Fraude ao INSS, três condenadas por ‘fábrica’ de documentos falsos, esquema entre 2012 e 2019, penas até 9 anos e ressarcimento superior a R$ 7 milhões
Juíza da 2ª Vara Federal Criminal de Vitória concluiu que a quadrilha produzia kits com certidões, CPFs e títulos de eleitor, facilitando saques com impressões digitais
Três mulheres foram condenadas por participar de uma **fraude ao INSS** que, segundo a investigação, operou por cerca de sete anos, entre 2012 e 2019.
O esquema consistia na fabricação de identidades falsas, muitas registradas como de pessoas não alfabetizadas, o que permitia saques apenas com impressões digitais, sem assinatura.
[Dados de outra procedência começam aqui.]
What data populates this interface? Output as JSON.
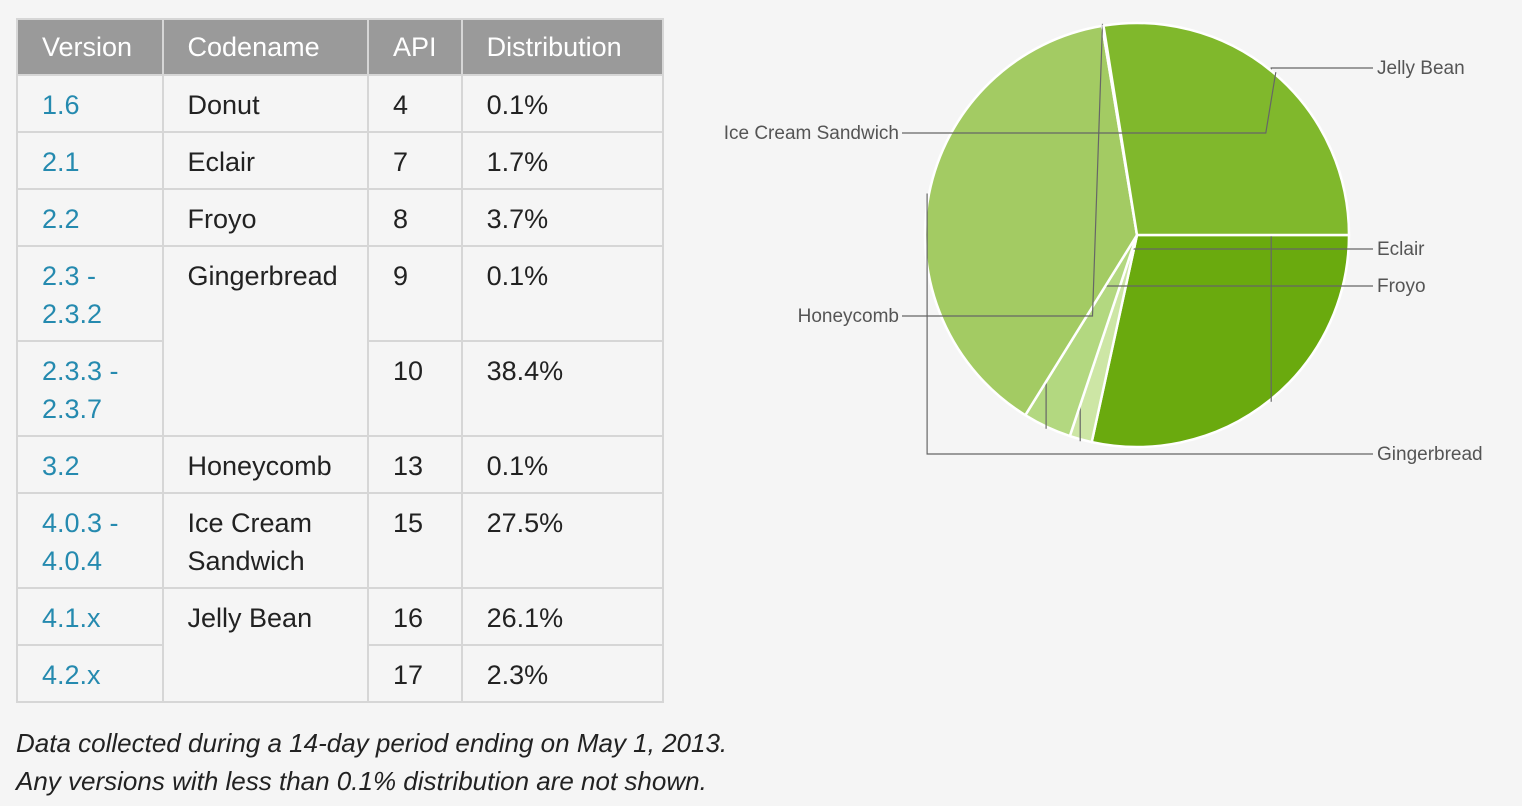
{
  "table": {
    "headers": [
      "Version",
      "Codename",
      "API",
      "Distribution"
    ],
    "rows": [
      {
        "version": "1.6",
        "codename": "Donut",
        "api": "4",
        "distribution": "0.1%"
      },
      {
        "version": "2.1",
        "codename": "Eclair",
        "api": "7",
        "distribution": "1.7%"
      },
      {
        "version": "2.2",
        "codename": "Froyo",
        "api": "8",
        "distribution": "3.7%"
      },
      {
        "version": "2.3 - 2.3.2",
        "codename": "Gingerbread",
        "api": "9",
        "distribution": "0.1%"
      },
      {
        "version": "2.3.3 - 2.3.7",
        "codename": "",
        "api": "10",
        "distribution": "38.4%"
      },
      {
        "version": "3.2",
        "codename": "Honeycomb",
        "api": "13",
        "distribution": "0.1%"
      },
      {
        "version": "4.0.3 - 4.0.4",
        "codename": "Ice Cream Sandwich",
        "api": "15",
        "distribution": "27.5%"
      },
      {
        "version": "4.1.x",
        "codename": "Jelly Bean",
        "api": "16",
        "distribution": "26.1%"
      },
      {
        "version": "4.2.x",
        "codename": "",
        "api": "17",
        "distribution": "2.3%"
      }
    ]
  },
  "footnote": {
    "line1": "Data collected during a 14-day period ending on May 1, 2013.",
    "line2": "Any versions with less than 0.1% distribution are not shown."
  },
  "chart_data": {
    "type": "pie",
    "title": "",
    "slices": [
      {
        "label": "Jelly Bean",
        "value": 28.4,
        "color": "#6aaa0e"
      },
      {
        "label": "Eclair",
        "value": 1.7,
        "color": "#cde6a5"
      },
      {
        "label": "Froyo",
        "value": 3.7,
        "color": "#b3d880"
      },
      {
        "label": "Gingerbread",
        "value": 38.5,
        "color": "#a3cb63"
      },
      {
        "label": "Honeycomb",
        "value": 0.1,
        "color": "#97c354"
      },
      {
        "label": "Ice Cream Sandwich",
        "value": 27.5,
        "color": "#80b82c"
      }
    ],
    "start_angle_deg": 90,
    "direction": "clockwise",
    "legend": "callout labels around pie"
  },
  "colors": {
    "header_bg": "#9a9a9a",
    "link": "#258aaf",
    "border": "#d6d6d6"
  }
}
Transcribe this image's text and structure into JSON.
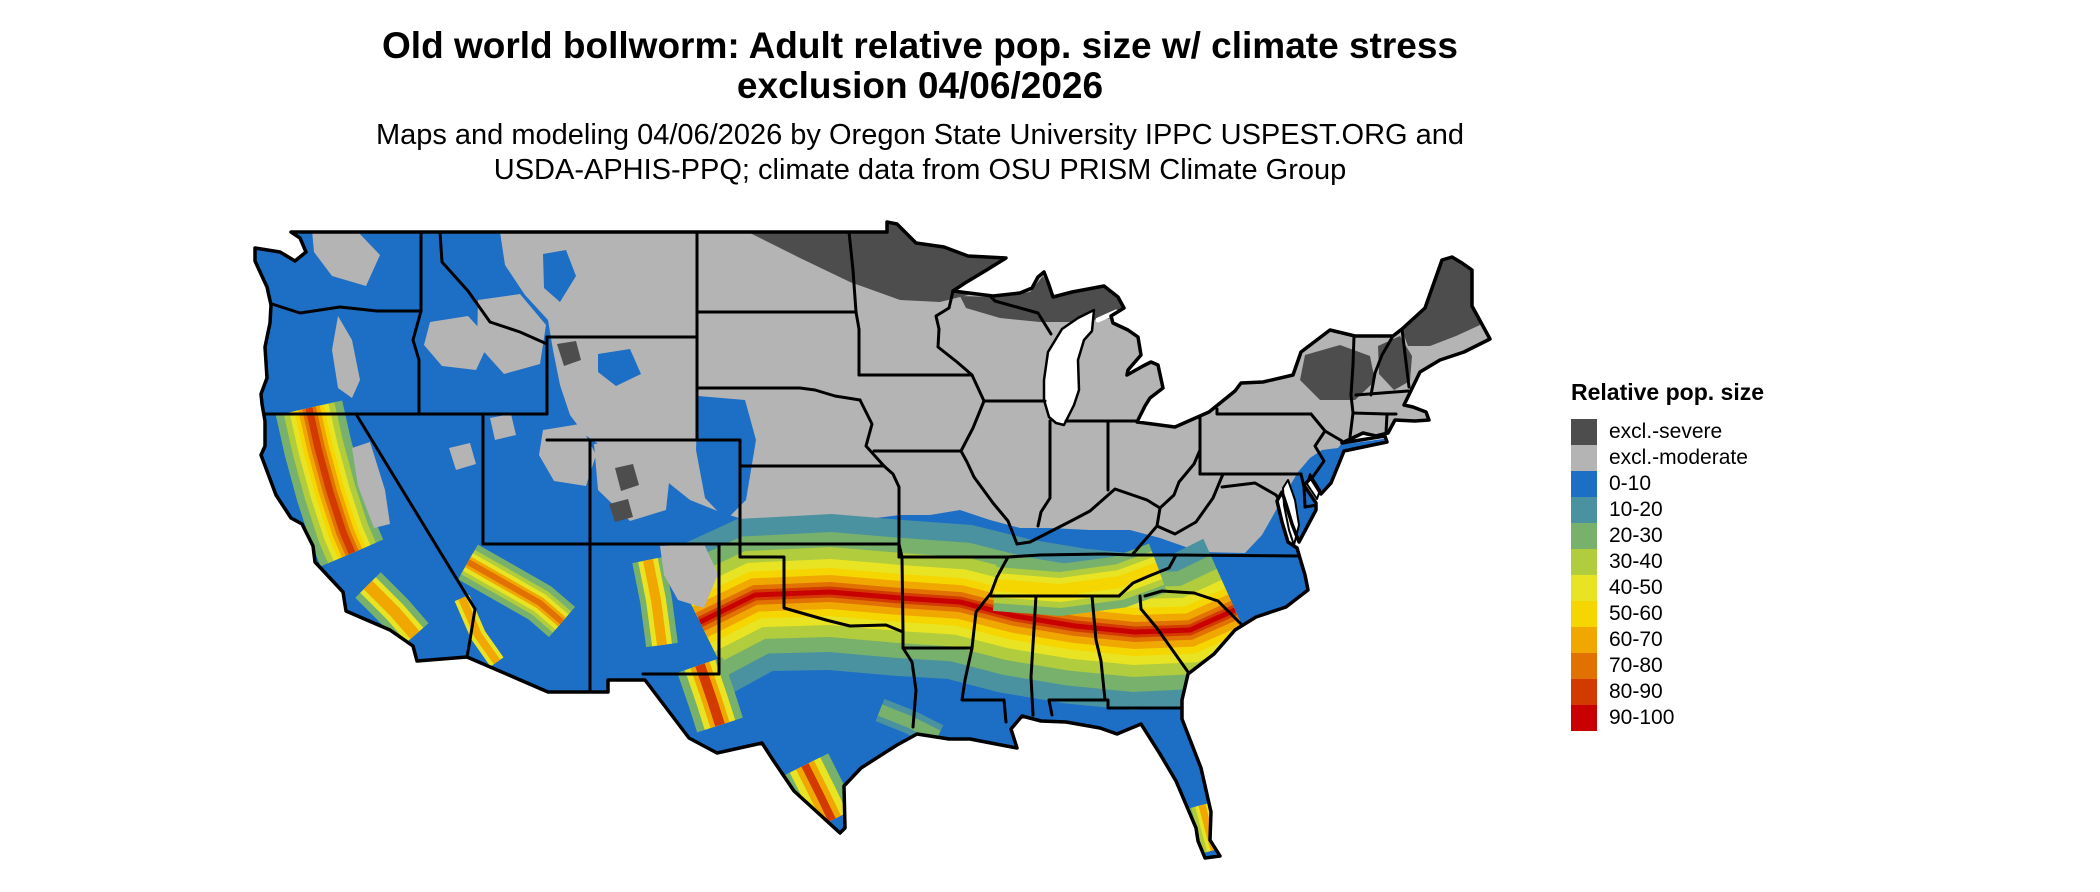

As informações constam no processo e foram divulgadas pela imprensa, conforme informação divulgada pelo g1.
Como o esquema funcionava
De acordo com a investigação, o grupo montou uma verdadeira ‘fábrica’ de documentos falsos, produzindo kits com certidões de nascimento, CPFs e títulos de eleitor de pessoas inexistentes.
A estratégia de registrar as identidades como de não alfabetizados permitia a retirada de benefícios apenas com a biometria, o que facilitava os saques em agências bancárias.
Segundo a Polícia Federal, a operação foi descoberta após denúncia anônima, que apontou que Sandra Maria usava o nome falso “Vitória Fernandes Perez” para receber valores de forma irregular.
Responsabilidades e papéis das rés
As rés são Sandra Maria Pereira de Oliveira, Ilma Itamar dos Santos e Graziela Conceição Lobato Falagan. Conforme a sentença, Graziela coordenava a criação das identidades fictícias e a logística dos saques, Ilma atuava como braço operacional, sacando pessoalmente os benefícios com documentos falsos com sua fotografia, e Sandra teve participação em caso específico.
Em depoimento, Ilma teria confessado que praticava as fraudes havia cerca de sete anos, sob orientação de Graziela.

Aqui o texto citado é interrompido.